- Birth name: Francisco Galán Blanco
- Born: October 4, 1906 Soledad, Atlántico, Colombia
- Died: July 21, 1988 (aged 81) Barranquilla, Atlántico, Colombia
- Genres: Porro, cumbia, gaita, merecumbe
- Occupation(s): Musician, bandleader, composer, arranger
- Instrument(s): Trumpet, piano, clarinet, vocals
- Years active: 1934–1980

= Pacho Galán =

Colombian musician (1906-1988)

Pacho Galán (1906—1988) was a Colombian composer and band leader of several Colombian music forms. His songs include Boquita Sala, Rio Y Mar, Fiesta de Cumbia, Cumbia Alegre and Ay Cosita Linda, which became one of his most famous after Nat King Cole recorded his own rendition of the song. The song was also covered by La Sonora Matancera, José Fajardo, Rafael de Paz, Billo's Caracas Boys.

==Career==
In the early 1930s, the Galán family moved to Barranquilla, where Pacho joined the Departmental Band. In 1940, when the Atlántico Jazz Band was founded, he joined as an arranger and composer of most of the orchestra's pieces.
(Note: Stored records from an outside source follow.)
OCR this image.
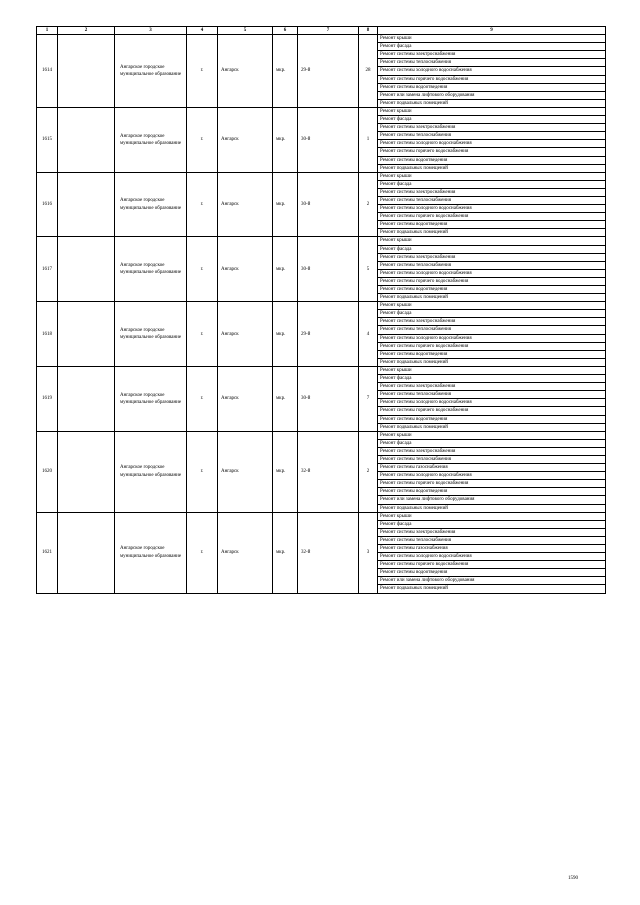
1	2	3	4	5	6	7	8	9
1614		Ангарское городское муниципальное образование	г.	Ангарск	мкр.	29-й	28	Ремонт крыши
								Ремонт фасада
								Ремонт системы электроснабжения
								Ремонт системы теплоснабжения
								Ремонт системы холодного водоснабжения
								Ремонт системы горячего водоснабжения
								Ремонт системы водоотведения
								Ремонт или замена лифтового оборудования
								Ремонт подвальных помещений
1615		Ангарское городское муниципальное образование	г.	Ангарск	мкр.	30-й	1	Ремонт крыши
								Ремонт фасада
								Ремонт системы электроснабжения
								Ремонт системы теплоснабжения
								Ремонт системы холодного водоснабжения
								Ремонт системы горячего водоснабжения
								Ремонт системы водоотведения
								Ремонт подвальных помещений
1616		Ангарское городское муниципальное образование	г.	Ангарск	мкр.	30-й	2	Ремонт крыши
								Ремонт фасада
								Ремонт системы электроснабжения
								Ремонт системы теплоснабжения
								Ремонт системы холодного водоснабжения
								Ремонт системы горячего водоснабжения
								Ремонт системы водоотведения
								Ремонт подвальных помещений
1617		Ангарское городское муниципальное образование	г.	Ангарск	мкр.	30-й	5	Ремонт крыши
								Ремонт фасада
								Ремонт системы электроснабжения
								Ремонт системы теплоснабжения
								Ремонт системы холодного водоснабжения
								Ремонт системы горячего водоснабжения
								Ремонт системы водоотведения
								Ремонт подвальных помещений
1618		Ангарское городское муниципальное образование	г.	Ангарск	мкр.	29-й	4	Ремонт крыши
								Ремонт фасада
								Ремонт системы электроснабжения
								Ремонт системы теплоснабжения
								Ремонт системы холодного водоснабжения
								Ремонт системы горячего водоснабжения
								Ремонт системы водоотведения
								Ремонт подвальных помещений
1619		Ангарское городское муниципальное образование	г.	Ангарск	мкр.	30-й	7	Ремонт крыши
								Ремонт фасада
								Ремонт системы электроснабжения
								Ремонт системы теплоснабжения
								Ремонт системы холодного водоснабжения
								Ремонт системы горячего водоснабжения
								Ремонт системы водоотведения
								Ремонт подвальных помещений
1620		Ангарское городское муниципальное образование	г.	Ангарск	мкр.	32-й	2	Ремонт крыши
								Ремонт фасада
								Ремонт системы электроснабжения
								Ремонт системы теплоснабжения
								Ремонт системы газоснабжения
								Ремонт системы холодного водоснабжения
								Ремонт системы горячего водоснабжения
								Ремонт системы водоотведения
								Ремонт или замена лифтового оборудования
								Ремонт подвальных помещений
1621		Ангарское городское муниципальное образование	г.	Ангарск	мкр.	32-й	3	Ремонт крыши
								Ремонт фасада
								Ремонт системы электроснабжения
								Ремонт системы теплоснабжения
								Ремонт системы газоснабжения
								Ремонт системы холодного водоснабжения
								Ремонт системы горячего водоснабжения
								Ремонт системы водоотведения
								Ремонт или замена лифтового оборудования
								Ремонт подвальных помещений
1590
Around the same time, he initially founded the "Pacho Galán Orchestra."

After the 1940s joined the newly-created Barranquilla Philharmonic and shortly afterward joined the "Emisora Atlántico" orchestra, conducted by Guido Perla. In 1954, he founded his own orchestra and composed the merecumbé song "Cosita Linda," for which he later became known as "The King of Merecumbé." Beginning in 1955, "Cosita Linda" was recorded by scores of versions by various artists and musicians around the world.